#6 – Market Predictions for Chicago, IL from the American Monetary Association

Chicago, IL: -27.7% Return on Investment (2011)

Chicago is another market area that experienced a dramatic escalation of market values from the real estate bubble.  With high rates of regulation and taxation, Chicago is an intrinsically difficult place to invest.  Historically, values have been very high relative to rents and the restrictive land use laws have resulted in a constrained supply that sends prices spiraling up when demand increases and crashing down when it softens.  Currently, approximately 39% of listings in Chicago are from foreclosures[1].

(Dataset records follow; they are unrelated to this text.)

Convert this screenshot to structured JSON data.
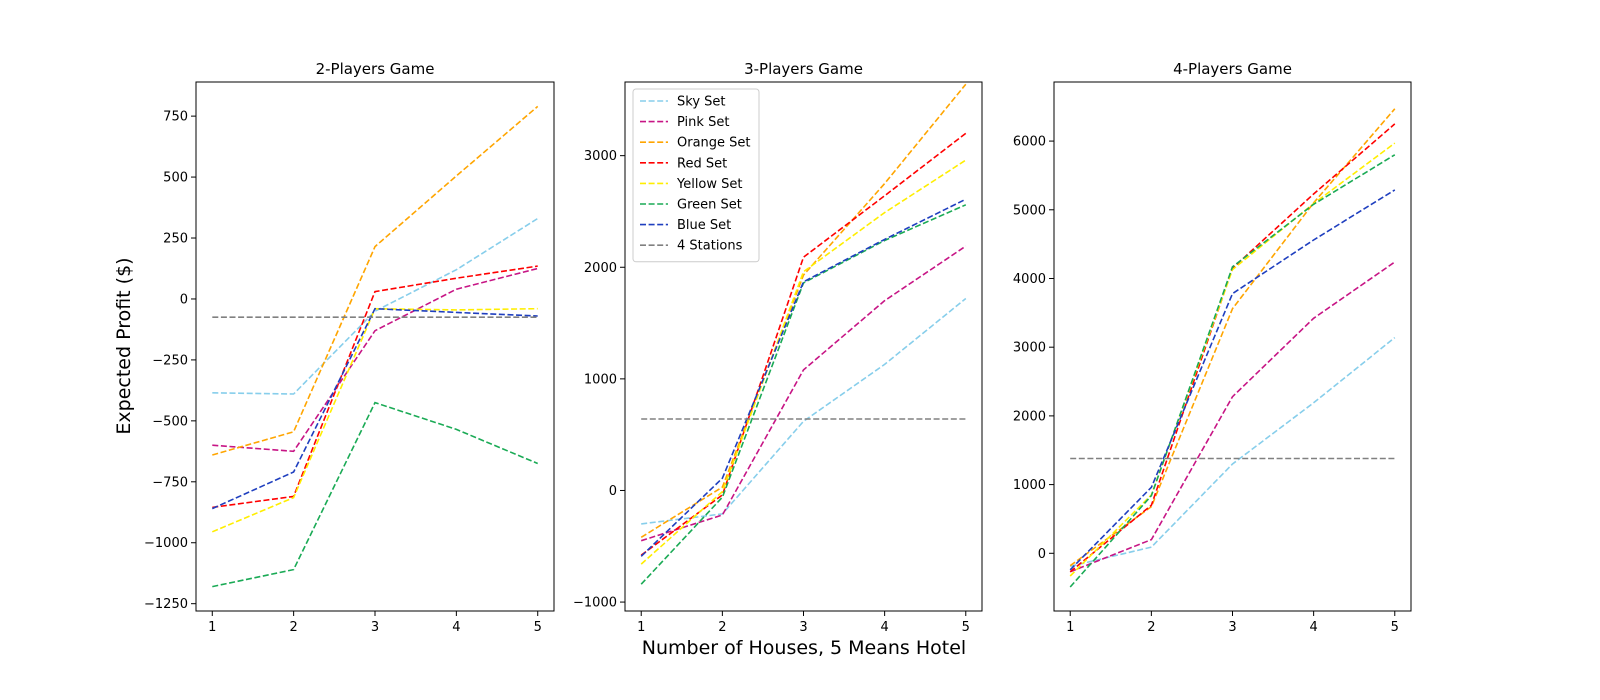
{
  "figure": {
    "xlabel": "Number of Houses, 5 Means Hotel",
    "ylabel": "Expected Profit ($)"
  },
  "series_styles": [
    {
      "name": "Sky Set",
      "color": "#87ceeb"
    },
    {
      "name": "Pink Set",
      "color": "#c71585"
    },
    {
      "name": "Orange Set",
      "color": "#ffa500"
    },
    {
      "name": "Red Set",
      "color": "#ff0000"
    },
    {
      "name": "Yellow Set",
      "color": "#ffee00"
    },
    {
      "name": "Green Set",
      "color": "#1aaa55"
    },
    {
      "name": "Blue Set",
      "color": "#1f3fbf"
    },
    {
      "name": "4 Stations",
      "color": "#808080"
    }
  ],
  "chart_data": [
    {
      "type": "line",
      "title": "2-Players Game",
      "x": [
        1,
        2,
        3,
        4,
        5
      ],
      "xticks": [
        "1",
        "2",
        "3",
        "4",
        "5"
      ],
      "yticks": [
        -1250,
        -1000,
        -750,
        -500,
        -250,
        0,
        250,
        500,
        750
      ],
      "ytick_labels": [
        "−1250",
        "−1000",
        "−750",
        "−500",
        "−250",
        "0",
        "250",
        "500",
        "750"
      ],
      "xlim": [
        0.8,
        5.2
      ],
      "ylim": [
        -1280,
        890
      ],
      "legend": false,
      "series": [
        {
          "name": "Sky Set",
          "values": [
            -385,
            -390,
            -50,
            120,
            330
          ]
        },
        {
          "name": "Pink Set",
          "values": [
            -600,
            -625,
            -130,
            40,
            125
          ]
        },
        {
          "name": "Orange Set",
          "values": [
            -640,
            -545,
            215,
            505,
            790
          ]
        },
        {
          "name": "Red Set",
          "values": [
            -855,
            -810,
            30,
            85,
            135
          ]
        },
        {
          "name": "Yellow Set",
          "values": [
            -955,
            -815,
            -40,
            -45,
            -40
          ]
        },
        {
          "name": "Green Set",
          "values": [
            -1180,
            -1110,
            -425,
            -535,
            -675
          ]
        },
        {
          "name": "Blue Set",
          "values": [
            -860,
            -710,
            -40,
            -55,
            -70
          ]
        },
        {
          "name": "4 Stations",
          "values": [
            -75,
            -75,
            -75,
            -75,
            -75
          ]
        }
      ]
    },
    {
      "type": "line",
      "title": "3-Players Game",
      "x": [
        1,
        2,
        3,
        4,
        5
      ],
      "xticks": [
        "1",
        "2",
        "3",
        "4",
        "5"
      ],
      "yticks": [
        -1000,
        0,
        1000,
        2000,
        3000
      ],
      "ytick_labels": [
        "−1000",
        "0",
        "1000",
        "2000",
        "3000"
      ],
      "xlim": [
        0.8,
        5.2
      ],
      "ylim": [
        -1080,
        3660
      ],
      "legend": true,
      "legend_position": "top-left",
      "series": [
        {
          "name": "Sky Set",
          "values": [
            -300,
            -210,
            620,
            1130,
            1720
          ]
        },
        {
          "name": "Pink Set",
          "values": [
            -450,
            -220,
            1080,
            1700,
            2190
          ]
        },
        {
          "name": "Orange Set",
          "values": [
            -420,
            30,
            1930,
            2750,
            3640
          ]
        },
        {
          "name": "Red Set",
          "values": [
            -580,
            -40,
            2090,
            2640,
            3200
          ]
        },
        {
          "name": "Yellow Set",
          "values": [
            -660,
            -10,
            1960,
            2490,
            2960
          ]
        },
        {
          "name": "Green Set",
          "values": [
            -840,
            -60,
            1860,
            2240,
            2560
          ]
        },
        {
          "name": "Blue Set",
          "values": [
            -590,
            110,
            1870,
            2250,
            2610
          ]
        },
        {
          "name": "4 Stations",
          "values": [
            640,
            640,
            640,
            640,
            640
          ]
        }
      ]
    },
    {
      "type": "line",
      "title": "4-Players Game",
      "x": [
        1,
        2,
        3,
        4,
        5
      ],
      "xticks": [
        "1",
        "2",
        "3",
        "4",
        "5"
      ],
      "yticks": [
        0,
        1000,
        2000,
        3000,
        4000,
        5000,
        6000
      ],
      "ytick_labels": [
        "0",
        "1000",
        "2000",
        "3000",
        "4000",
        "5000",
        "6000"
      ],
      "xlim": [
        0.8,
        5.2
      ],
      "ylim": [
        -840,
        6860
      ],
      "legend": false,
      "series": [
        {
          "name": "Sky Set",
          "values": [
            -190,
            90,
            1300,
            2190,
            3140
          ]
        },
        {
          "name": "Pink Set",
          "values": [
            -270,
            200,
            2280,
            3420,
            4240
          ]
        },
        {
          "name": "Orange Set",
          "values": [
            -180,
            680,
            3560,
            5100,
            6470
          ]
        },
        {
          "name": "Red Set",
          "values": [
            -270,
            700,
            4150,
            5230,
            6250
          ]
        },
        {
          "name": "Yellow Set",
          "values": [
            -330,
            850,
            4130,
            5090,
            5970
          ]
        },
        {
          "name": "Green Set",
          "values": [
            -490,
            840,
            4170,
            5080,
            5800
          ]
        },
        {
          "name": "Blue Set",
          "values": [
            -240,
            960,
            3780,
            4560,
            5290
          ]
        },
        {
          "name": "4 Stations",
          "values": [
            1380,
            1380,
            1380,
            1380,
            1380
          ]
        }
      ]
    }
  ]
}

The state of Illinois is in an extremely difficult budget situation where the government financial commitments exceed their tax revenues by a considerable margin.  The city is currently forecasting a FY’11 budget deficit in excess of $654 million dollars[2].  Furthermore, the city’s structural deficit is a matter of considerable long-term concern, since spending has been growing faster than revenue for a considerable period of time and recent budget gaps have been filled with one-time revenue f

ixes.  The result of this accumulated financial irresponsibility on the part of city government is likely to result in dramatic tax increases that push business out of the city.  Needless to say, this political environment is not the ideal backdrop for income property investors.

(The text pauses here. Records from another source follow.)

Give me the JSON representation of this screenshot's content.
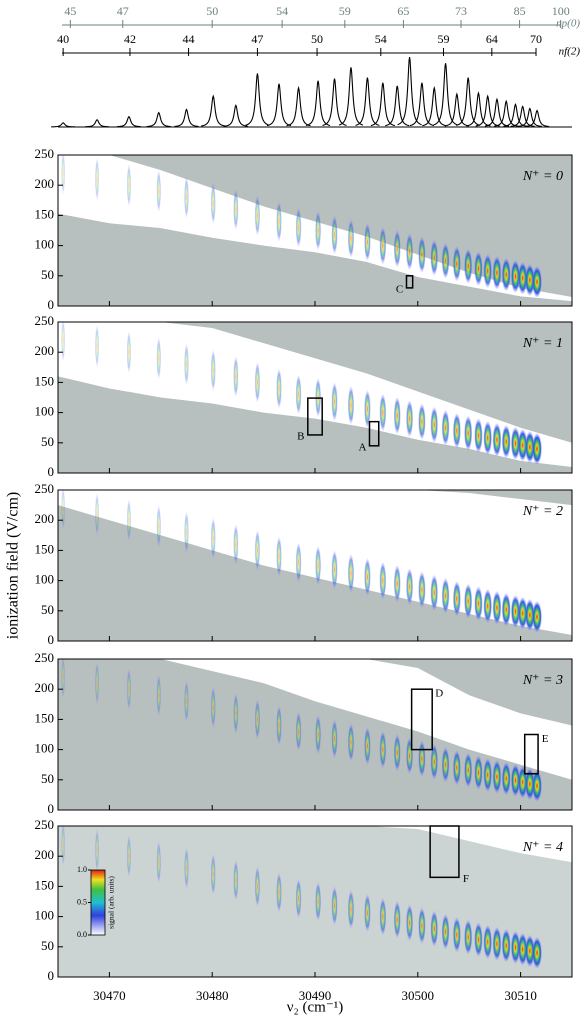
{
  "chart_data": [
    {
      "type": "line",
      "xlim": [
        30465,
        30515
      ],
      "ylim": [
        0,
        70
      ],
      "color": "#000000",
      "x": [
        30465.5,
        30468.8,
        30471.9,
        30474.8,
        30477.5,
        30480.1,
        30482.3,
        30484.4,
        30486.5,
        30488.4,
        30490.3,
        30491.9,
        30493.5,
        30495.1,
        30496.6,
        30498.0,
        30499.2,
        30500.4,
        30501.6,
        30502.7,
        30503.8,
        30504.9,
        30505.9,
        30506.8,
        30507.7,
        30508.6,
        30509.5,
        30510.2,
        30510.9,
        30511.6
      ],
      "values": [
        4,
        7,
        10,
        14,
        17,
        30,
        21,
        52,
        42,
        38,
        45,
        47,
        58,
        48,
        43,
        40,
        68,
        43,
        38,
        62,
        32,
        48,
        33,
        30,
        27,
        25,
        22,
        20,
        18,
        16
      ],
      "scales": [
        {
          "label": "np(0)",
          "color": "#6f8080",
          "ticks": [
            {
              "value": 30466.2,
              "label": "45"
            },
            {
              "value": 30471.3,
              "label": "47"
            },
            {
              "value": 30480.0,
              "label": "50"
            },
            {
              "value": 30486.8,
              "label": "54"
            },
            {
              "value": 30492.9,
              "label": "59"
            },
            {
              "value": 30498.6,
              "label": "65"
            },
            {
              "value": 30504.2,
              "label": "73"
            },
            {
              "value": 30509.9,
              "label": "85"
            },
            {
              "value": 30513.9,
              "label": "100"
            }
          ]
        },
        {
          "label": "nf(2)",
          "color": "#000000",
          "ticks": [
            {
              "value": 30465.5,
              "label": "40"
            },
            {
              "value": 30472.0,
              "label": "42"
            },
            {
              "value": 30477.7,
              "label": "44"
            },
            {
              "value": 30484.4,
              "label": "47"
            },
            {
              "value": 30490.2,
              "label": "50"
            },
            {
              "value": 30496.4,
              "label": "54"
            },
            {
              "value": 30502.5,
              "label": "59"
            },
            {
              "value": 30507.2,
              "label": "64"
            },
            {
              "value": 30511.5,
              "label": "70"
            }
          ]
        }
      ]
    },
    {
      "type": "heatmap",
      "label": "N⁺ = 0",
      "color": "#b7bfbf",
      "xlim": [
        30465,
        30515
      ],
      "ylim": [
        0,
        250
      ],
      "yticks": [
        0,
        50,
        100,
        150,
        200,
        250
      ],
      "boundary_x": [
        30465,
        30470,
        30475,
        30480,
        30485,
        30490,
        30495,
        30500,
        30505,
        30510,
        30515
      ],
      "lower": [
        153,
        137,
        129,
        113,
        100,
        89,
        73,
        48,
        32,
        16,
        8
      ],
      "upper": [
        250,
        250,
        225,
        195,
        165,
        140,
        115,
        85,
        55,
        30,
        15
      ],
      "x": [
        30465.5,
        30468.8,
        30471.9,
        30474.8,
        30477.5,
        30480.1,
        30482.3,
        30484.4,
        30486.5,
        30488.4,
        30490.3,
        30491.9,
        30493.5,
        30495.1,
        30496.6,
        30498.0,
        30499.2,
        30500.4,
        30501.6,
        30502.7,
        30503.8,
        30504.9,
        30505.9,
        30506.8,
        30507.7,
        30508.6,
        30509.5,
        30510.2,
        30510.9,
        30511.6
      ],
      "values": [
        220,
        210,
        200,
        190,
        180,
        170,
        160,
        150,
        140,
        130,
        125,
        118,
        112,
        106,
        100,
        95,
        90,
        85,
        80,
        75,
        70,
        66,
        62,
        58,
        55,
        52,
        49,
        46,
        43,
        40
      ],
      "annotations": [
        {
          "label": "C",
          "x": [
            30498.9,
            30499.5
          ],
          "y": [
            30,
            50
          ]
        }
      ]
    },
    {
      "type": "heatmap",
      "label": "N⁺ = 1",
      "color": "#b7bfbf",
      "xlim": [
        30465,
        30515
      ],
      "ylim": [
        0,
        250
      ],
      "yticks": [
        0,
        50,
        100,
        150,
        200,
        250
      ],
      "boundary_x": [
        30465,
        30470,
        30475,
        30480,
        30485,
        30490,
        30495,
        30500,
        30505,
        30510,
        30515
      ],
      "lower": [
        160,
        140,
        125,
        115,
        100,
        90,
        75,
        55,
        40,
        20,
        10
      ],
      "upper": [
        250,
        250,
        250,
        240,
        215,
        190,
        165,
        135,
        105,
        75,
        50
      ],
      "x": [
        30465.5,
        30468.8,
        30471.9,
        30474.8,
        30477.5,
        30480.1,
        30482.3,
        30484.4,
        30486.5,
        30488.4,
        30490.3,
        30491.9,
        30493.5,
        30495.1,
        30496.6,
        30498.0,
        30499.2,
        30500.4,
        30501.6,
        30502.7,
        30503.8,
        30504.9,
        30505.9,
        30506.8,
        30507.7,
        30508.6,
        30509.5,
        30510.2,
        30510.9,
        30511.6
      ],
      "values": [
        220,
        210,
        200,
        190,
        180,
        170,
        160,
        150,
        140,
        130,
        125,
        118,
        112,
        106,
        100,
        95,
        90,
        85,
        80,
        75,
        70,
        66,
        62,
        58,
        55,
        52,
        49,
        46,
        43,
        40
      ],
      "annotations": [
        {
          "label": "B",
          "x": [
            30489.3,
            30490.7
          ],
          "y": [
            63,
            124
          ]
        },
        {
          "label": "A",
          "x": [
            30495.3,
            30496.2
          ],
          "y": [
            45,
            85
          ]
        }
      ]
    },
    {
      "type": "heatmap",
      "label": "N⁺ = 2",
      "color": "#b7bfbf",
      "xlim": [
        30465,
        30515
      ],
      "ylim": [
        0,
        250
      ],
      "yticks": [
        0,
        50,
        100,
        150,
        200,
        250
      ],
      "ylabel": "ionization field (V/cm)",
      "boundary_x": [
        30465,
        30470,
        30475,
        30480,
        30485,
        30490,
        30495,
        30500,
        30505,
        30510,
        30515
      ],
      "lower": [
        225,
        200,
        175,
        150,
        125,
        105,
        85,
        65,
        45,
        25,
        10
      ],
      "upper": [
        250,
        250,
        250,
        250,
        250,
        250,
        250,
        250,
        245,
        235,
        225
      ],
      "x": [
        30465.5,
        30468.8,
        30471.9,
        30474.8,
        30477.5,
        30480.1,
        30482.3,
        30484.4,
        30486.5,
        30488.4,
        30490.3,
        30491.9,
        30493.5,
        30495.1,
        30496.6,
        30498.0,
        30499.2,
        30500.4,
        30501.6,
        30502.7,
        30503.8,
        30504.9,
        30505.9,
        30506.8,
        30507.7,
        30508.6,
        30509.5,
        30510.2,
        30510.9,
        30511.6
      ],
      "values": [
        220,
        210,
        200,
        190,
        180,
        170,
        160,
        150,
        140,
        130,
        125,
        118,
        112,
        106,
        100,
        95,
        90,
        85,
        80,
        75,
        70,
        66,
        62,
        58,
        55,
        52,
        49,
        46,
        43,
        40
      ],
      "annotations": []
    },
    {
      "type": "heatmap",
      "label": "N⁺ = 3",
      "color": "#b7bfbf",
      "xlim": [
        30465,
        30515
      ],
      "ylim": [
        0,
        250
      ],
      "yticks": [
        0,
        50,
        100,
        150,
        200,
        250
      ],
      "boundary_x": [
        30465,
        30470,
        30475,
        30480,
        30485,
        30490,
        30495,
        30500,
        30505,
        30510,
        30515
      ],
      "lower": [
        250,
        250,
        250,
        230,
        210,
        180,
        155,
        130,
        100,
        75,
        50
      ],
      "upper": [
        250,
        250,
        250,
        250,
        250,
        250,
        250,
        235,
        190,
        160,
        140
      ],
      "x": [
        30465.5,
        30468.8,
        30471.9,
        30474.8,
        30477.5,
        30480.1,
        30482.3,
        30484.4,
        30486.5,
        30488.4,
        30490.3,
        30491.9,
        30493.5,
        30495.1,
        30496.6,
        30498.0,
        30499.2,
        30500.4,
        30501.6,
        30502.7,
        30503.8,
        30504.9,
        30505.9,
        30506.8,
        30507.7,
        30508.6,
        30509.5,
        30510.2,
        30510.9,
        30511.6
      ],
      "values": [
        220,
        210,
        200,
        190,
        180,
        170,
        160,
        150,
        140,
        130,
        125,
        118,
        112,
        106,
        100,
        95,
        90,
        85,
        80,
        75,
        70,
        66,
        62,
        58,
        55,
        52,
        49,
        46,
        43,
        40
      ],
      "annotations": [
        {
          "label": "D",
          "x": [
            30499.4,
            30501.4
          ],
          "y": [
            100,
            200
          ]
        },
        {
          "label": "E",
          "x": [
            30510.4,
            30511.7
          ],
          "y": [
            60,
            125
          ]
        }
      ]
    },
    {
      "type": "heatmap",
      "label": "N⁺ = 4",
      "color": "#ccd3d3",
      "xlim": [
        30465,
        30515
      ],
      "ylim": [
        0,
        250
      ],
      "yticks": [
        0,
        50,
        100,
        150,
        200,
        250
      ],
      "xticks": [
        30470,
        30480,
        30490,
        30500,
        30510
      ],
      "xlabel": "ν₂ (cm⁻¹)",
      "boundary_x": [
        30465,
        30470,
        30475,
        30480,
        30485,
        30490,
        30495,
        30500,
        30505,
        30510,
        30515
      ],
      "lower": [
        250,
        250,
        250,
        250,
        250,
        250,
        250,
        245,
        225,
        205,
        190
      ],
      "upper": [
        250,
        250,
        250,
        250,
        250,
        250,
        250,
        250,
        250,
        250,
        250
      ],
      "x": [
        30465.5,
        30468.8,
        30471.9,
        30474.8,
        30477.5,
        30480.1,
        30482.3,
        30484.4,
        30486.5,
        30488.4,
        30490.3,
        30491.9,
        30493.5,
        30495.1,
        30496.6,
        30498.0,
        30499.2,
        30500.4,
        30501.6,
        30502.7,
        30503.8,
        30504.9,
        30505.9,
        30506.8,
        30507.7,
        30508.6,
        30509.5,
        30510.2,
        30510.9,
        30511.6
      ],
      "values": [
        220,
        210,
        200,
        190,
        180,
        170,
        160,
        150,
        140,
        130,
        125,
        118,
        112,
        106,
        100,
        95,
        90,
        85,
        80,
        75,
        70,
        66,
        62,
        58,
        55,
        52,
        49,
        46,
        43,
        40
      ],
      "annotations": [
        {
          "label": "F",
          "x": [
            30501.2,
            30504.0
          ],
          "y": [
            165,
            250
          ]
        }
      ],
      "colorbar": {
        "label": "signal (arb. units)",
        "lim": [
          0,
          1
        ],
        "ticks": [
          {
            "value": 0,
            "label": "0.0"
          },
          {
            "value": 0.5,
            "label": "0.5"
          },
          {
            "value": 1,
            "label": "1.0"
          }
        ]
      }
    }
  ]
}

Even in the midst of recent value contractions, rents are still low in relation to market values.  This means that investors must finance the monthly cash shortfall from their personal reserves and hope for value appreciation so that they can realize a profit.  Successful income property investing will require you to guess the exact timing of a market bottom so that properties can be purchased when a path of appreciation is just about to begin.  Chicago represents an income property market that should be avoided by astute investors in favor of other areas with more favorable economic fundamentals.